With clients ranging from BMW to the Museum of the Future in Dubai, design firm Atelier Brückner is a master of project orchestration at scale. The team of 100 architects, designers, and producers across Germany and South Korea create narrative architecture, or physical spaces that explore a client’s message or mission.
The team relies on Dropbox tools at every turn of the project cycle to stay organized, in sync, and on deadline. "People are familiar with it and find it easy to use, which is critical when you’re working with people from so many different fields," says Associate Partner Rana Rmeily.
The Atelier Brückner team recently teamed up with car manufacturer Hyundai to develop an immersive exhibit in their Seoul-based studio. Here's a behind-the-scenes account of how the project was planned and executed with Dropbox.
Step 1: Plan the exhibit on Dropbox Paper
Hyundai tasked the Atelier Brückner design team with telling a story about the “future of mobility”—a world with driverless cars (think: where families can face each other and play board games while the road) to vehicles that purify, and not pollute, the air.
Before the team could narrow in on a concept, they needed to do a deep dive on Hyundai’s technology and futuristic vision. They used Dropbox Paper to create a living, breathing document where Hyundai engineers could drop reference texts and visuals, and Atelier Brückner’s storytellers could drop comments or questions, tag collaborators, and receive instant document updates.
“Anyone working on this project could come in and see the full discussion that’s taken place, which made it much easier to understand the technical requirements and get new people onboarded to the project quickly,” says senior exhibition designer Björn Müller.
From there, the team developed a more formal plan for the exhibit on Paper.
Step 2: Divide and conquer the details
Bringing the installation to life required a large distributed team, including everyone from curators and light designers to media planners and software developers. Each team worked within a structured folder system on Dropbox to share prototypes, project documents, and make changes on the fly.
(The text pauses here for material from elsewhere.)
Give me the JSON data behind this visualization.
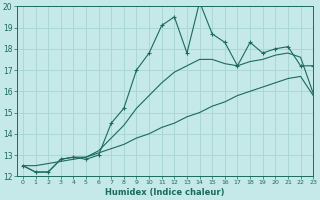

“It was super helpful to have live documents that clearly communicated what we were expecting, and then understand what might have to be adjusted to make it work practically,” said Rmeily.
The ability to share videos, CAD drawings, and other large files with Dropbox Transfer saved the team time and space, and distributed teams were able to fast-track video collaboration and reviews with Dropbox Replay.
Step 3: Build with confidence
As the teams moved into the production phase of the project, speed became paramount, as did the ability to access project plans from a tablet or phone in an instant.
“Being able to access plans from PDF files on site was really helpful,” says Rmeily. “We could also take pictures and attach any questions if we needed our collaborators to weigh in.”
There’s no other company that’s made me feel as safe. We’ve all tried different solutions, but Dropbox is the one tool that always works. For us, it’s a safe harbor.